Kenya's assistant minister of foreign affairs Moses Wetangula explains what is being done.

"This morning my minister [Raphael Tuju] has had discussions with the new Eritrean ambassador to Nairobi, who presented his papers to the president today," he said.

"My colleague, the [Foreign Affairs] Minister Raphael Tuju, the chairman of the IGAD Council of Ministers [will] also take some steps to see whether either by himself or one of us, can engage the Eritreans in discussion, and to encourage them that we are better off being together than being apart," he continued.

VOA could not reach the Eritrean government for comment.

Eritrea announced its pullout on the official government Web site on Saturday. The statement said that it had "suspended" its membership because of its failure to promote peace and security in the region.

The country has often accused Kenya of being biased in favor of Ethiopia, especially in peacekeeping policies regarding Somalia.

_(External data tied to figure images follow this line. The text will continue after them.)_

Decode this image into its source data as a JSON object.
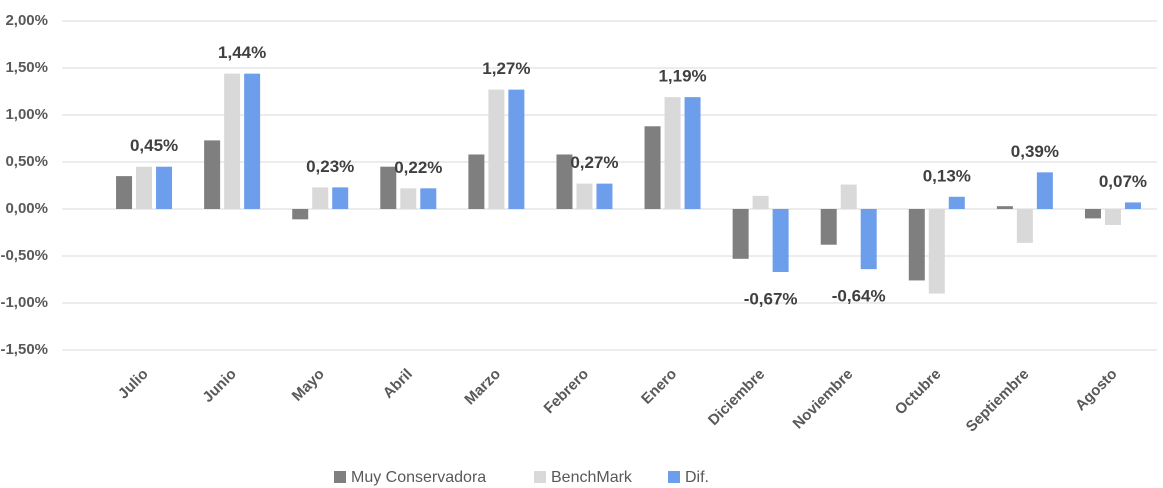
{
  "chart_data": {
    "type": "bar",
    "categories": [
      "Julio",
      "Junio",
      "Mayo",
      "Abril",
      "Marzo",
      "Febrero",
      "Enero",
      "Diciembre",
      "Noviembre",
      "Octubre",
      "Septiembre",
      "Agosto"
    ],
    "series": [
      {
        "name": "Muy Conservadora",
        "color": "#7f7f7f",
        "values": [
          0.35,
          0.73,
          -0.11,
          0.45,
          0.58,
          0.58,
          0.88,
          -0.53,
          -0.38,
          -0.76,
          0.03,
          -0.1
        ]
      },
      {
        "name": "BenchMark",
        "color": "#d9d9d9",
        "values": [
          0.45,
          1.44,
          0.23,
          0.22,
          1.27,
          0.27,
          1.19,
          0.14,
          0.26,
          -0.9,
          -0.36,
          -0.17
        ]
      },
      {
        "name": "Dif.",
        "color": "#6d9eeb",
        "values": [
          0.45,
          1.44,
          0.23,
          0.22,
          1.27,
          0.27,
          1.19,
          -0.67,
          -0.64,
          0.13,
          0.39,
          0.07
        ],
        "value_labels": [
          "0,45%",
          "1,44%",
          "0,23%",
          "0,22%",
          "1,27%",
          "0,27%",
          "1,19%",
          "-0,67%",
          "-0,64%",
          "0,13%",
          "0,39%",
          "0,07%"
        ]
      }
    ],
    "ylim": [
      -1.5,
      2.0
    ],
    "yticks": [
      {
        "value": -1.5,
        "label": "-1,50%"
      },
      {
        "value": -1.0,
        "label": "-1,00%"
      },
      {
        "value": -0.5,
        "label": "-0,50%"
      },
      {
        "value": 0,
        "label": "0,00%"
      },
      {
        "value": 0.5,
        "label": "0,50%"
      },
      {
        "value": 1.0,
        "label": "1,00%"
      },
      {
        "value": 1.5,
        "label": "1,50%"
      },
      {
        "value": 2.0,
        "label": "2,00%"
      }
    ],
    "grid": true,
    "legend": "bottom"
  }
}
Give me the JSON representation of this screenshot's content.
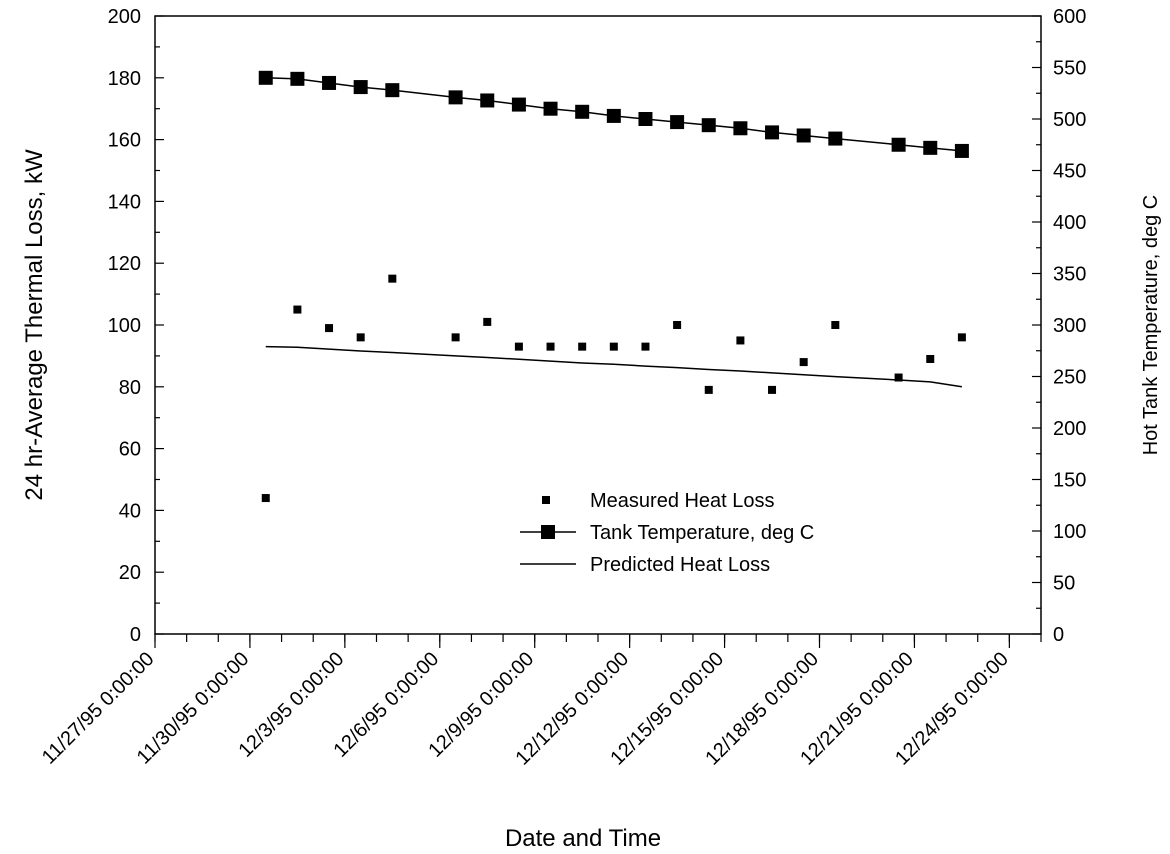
{
  "chart_data": {
    "type": "line",
    "xlabel": "Date and Time",
    "ylabel": "24 hr-Average Thermal Loss, kW",
    "y2label": "Hot Tank Temperature,  deg C",
    "x_ticks": [
      "11/27/95 0:00:00",
      "11/30/95 0:00:00",
      "12/3/95 0:00:00",
      "12/6/95 0:00:00",
      "12/9/95 0:00:00",
      "12/12/95 0:00:00",
      "12/15/95 0:00:00",
      "12/18/95 0:00:00",
      "12/21/95 0:00:00",
      "12/24/95 0:00:00"
    ],
    "xlim": [
      "11/27/95",
      "12/25/95"
    ],
    "ylim": [
      0,
      200
    ],
    "y_ticks": [
      0,
      20,
      40,
      60,
      80,
      100,
      120,
      140,
      160,
      180,
      200
    ],
    "y2lim": [
      0,
      600
    ],
    "y2_ticks": [
      0,
      50,
      100,
      150,
      200,
      250,
      300,
      350,
      400,
      450,
      500,
      550,
      600
    ],
    "grid": false,
    "legend_position": "lower-center",
    "series": [
      {
        "name": "Measured Heat Loss",
        "style": "points",
        "axis": "left",
        "x": [
          "11/30/95 12:00",
          "12/1/95 12:00",
          "12/2/95 12:00",
          "12/3/95 12:00",
          "12/4/95 12:00",
          "12/6/95 12:00",
          "12/7/95 12:00",
          "12/8/95 12:00",
          "12/9/95 12:00",
          "12/10/95 12:00",
          "12/11/95 12:00",
          "12/12/95 12:00",
          "12/13/95 12:00",
          "12/14/95 12:00",
          "12/15/95 12:00",
          "12/16/95 12:00",
          "12/17/95 12:00",
          "12/18/95 12:00",
          "12/20/95 12:00",
          "12/21/95 12:00",
          "12/22/95 12:00"
        ],
        "values": [
          44,
          105,
          99,
          96,
          115,
          96,
          101,
          93,
          93,
          93,
          93,
          93,
          100,
          79,
          95,
          79,
          88,
          100,
          83,
          89,
          96
        ]
      },
      {
        "name": "Tank Temperature,  deg C",
        "style": "line-square-markers",
        "axis": "right",
        "x": [
          "11/30/95 12:00",
          "12/1/95 12:00",
          "12/2/95 12:00",
          "12/3/95 12:00",
          "12/4/95 12:00",
          "12/6/95 12:00",
          "12/7/95 12:00",
          "12/8/95 12:00",
          "12/9/95 12:00",
          "12/10/95 12:00",
          "12/11/95 12:00",
          "12/12/95 12:00",
          "12/13/95 12:00",
          "12/14/95 12:00",
          "12/15/95 12:00",
          "12/16/95 12:00",
          "12/17/95 12:00",
          "12/18/95 12:00",
          "12/20/95 12:00",
          "12/21/95 12:00",
          "12/22/95 12:00"
        ],
        "values": [
          540,
          539,
          535,
          531,
          528,
          521,
          518,
          514,
          510,
          507,
          503,
          500,
          497,
          494,
          491,
          487,
          484,
          481,
          475,
          472,
          469
        ]
      },
      {
        "name": "Predicted Heat Loss",
        "style": "line",
        "axis": "left",
        "x": [
          "11/30/95 12:00",
          "12/1/95 12:00",
          "12/2/95 12:00",
          "12/3/95 12:00",
          "12/4/95 12:00",
          "12/6/95 12:00",
          "12/7/95 12:00",
          "12/8/95 12:00",
          "12/9/95 12:00",
          "12/10/95 12:00",
          "12/11/95 12:00",
          "12/12/95 12:00",
          "12/13/95 12:00",
          "12/14/95 12:00",
          "12/15/95 12:00",
          "12/16/95 12:00",
          "12/17/95 12:00",
          "12/18/95 12:00",
          "12/20/95 12:00",
          "12/21/95 12:00",
          "12/22/95 12:00"
        ],
        "values": [
          93,
          92.8,
          92.2,
          91.6,
          91.1,
          90,
          89.5,
          88.9,
          88.3,
          87.7,
          87.3,
          86.7,
          86.2,
          85.6,
          85.1,
          84.5,
          83.9,
          83.3,
          82.2,
          81.6,
          80
        ]
      }
    ]
  }
}
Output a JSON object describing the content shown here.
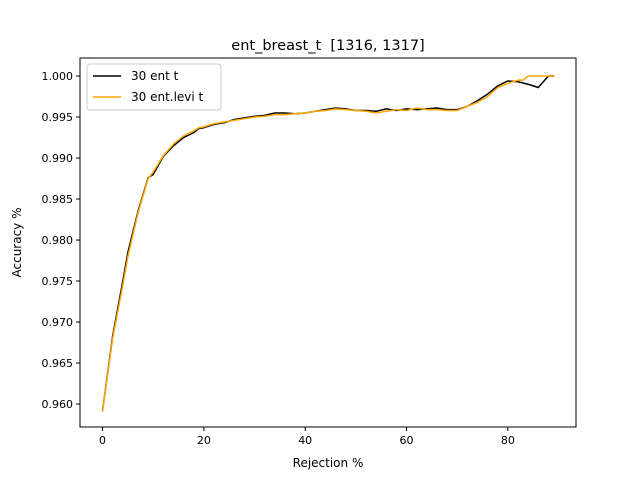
{
  "chart_data": {
    "type": "line",
    "title": "ent_breast_t  [1316, 1317]",
    "xlabel": "Rejection %",
    "ylabel": "Accuracy %",
    "xlim": [
      -4.45,
      93.45
    ],
    "ylim": [
      0.9572,
      1.0022
    ],
    "xticks": [
      0,
      20,
      40,
      60,
      80
    ],
    "yticks": [
      0.96,
      0.965,
      0.97,
      0.975,
      0.98,
      0.985,
      0.99,
      0.995,
      1.0
    ],
    "ytick_labels": [
      "0.960",
      "0.965",
      "0.970",
      "0.975",
      "0.980",
      "0.985",
      "0.990",
      "0.995",
      "1.000"
    ],
    "grid": false,
    "legend_position": "top-left",
    "series": [
      {
        "name": "30 ent t",
        "color": "#000000",
        "x": [
          0,
          2,
          4,
          5,
          7,
          9,
          10,
          12,
          14,
          16,
          18,
          19,
          20,
          22,
          24,
          26,
          28,
          30,
          32,
          34,
          36,
          38,
          40,
          42,
          44,
          46,
          48,
          50,
          52,
          54,
          56,
          58,
          60,
          62,
          64,
          66,
          68,
          70,
          72,
          74,
          76,
          78,
          80,
          82,
          84,
          86,
          88,
          89
        ],
        "y": [
          0.9592,
          0.9683,
          0.975,
          0.9785,
          0.9835,
          0.9876,
          0.988,
          0.9902,
          0.9915,
          0.9925,
          0.9931,
          0.9936,
          0.9937,
          0.9941,
          0.9943,
          0.9947,
          0.9949,
          0.9951,
          0.9952,
          0.9955,
          0.9955,
          0.9954,
          0.9955,
          0.9957,
          0.9959,
          0.9961,
          0.996,
          0.9958,
          0.9958,
          0.9957,
          0.996,
          0.9958,
          0.996,
          0.9959,
          0.996,
          0.9961,
          0.9959,
          0.9959,
          0.9963,
          0.997,
          0.9978,
          0.9988,
          0.9994,
          0.9993,
          0.999,
          0.9986,
          1.0,
          1.0
        ]
      },
      {
        "name": "30 ent.levi t",
        "color": "#ffa500",
        "x": [
          0,
          2,
          4,
          5,
          7,
          9,
          10,
          12,
          14,
          16,
          18,
          19,
          20,
          22,
          24,
          26,
          28,
          30,
          32,
          34,
          36,
          38,
          40,
          42,
          44,
          46,
          48,
          50,
          52,
          54,
          56,
          58,
          60,
          62,
          64,
          66,
          68,
          70,
          72,
          74,
          76,
          78,
          80,
          82,
          83,
          84,
          86,
          88,
          89
        ],
        "y": [
          0.9592,
          0.968,
          0.9745,
          0.978,
          0.9833,
          0.9875,
          0.9883,
          0.9903,
          0.9917,
          0.9927,
          0.9933,
          0.9937,
          0.9938,
          0.9942,
          0.9944,
          0.9946,
          0.9948,
          0.995,
          0.9951,
          0.9953,
          0.9953,
          0.9954,
          0.9955,
          0.9957,
          0.9958,
          0.996,
          0.9959,
          0.9958,
          0.9957,
          0.9955,
          0.9957,
          0.9959,
          0.9958,
          0.9961,
          0.9959,
          0.9959,
          0.9958,
          0.9958,
          0.9963,
          0.9968,
          0.9975,
          0.9986,
          0.9991,
          0.9995,
          0.9995,
          1.0,
          1.0,
          1.0,
          1.0
        ]
      }
    ]
  }
}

Member countries of the Djibouti-based IGAD include: Kenya; Ethiopia; Djibouti; Uganda; Sudan; and Somalia.

Among IGAD's most high-profile accomplishments are the holding of peace talks in Kenya between north and south Sudan that ended with the signing of a Comprehensive Peace Accord, ending more than two decades of civil war in Sudan.

IGAD also facilitated the Somali peace talks in Kenya that resulted in the formation of Somalia's current transitional federal government, and is endorsing an African-Union peacekeeping operation in Somalia.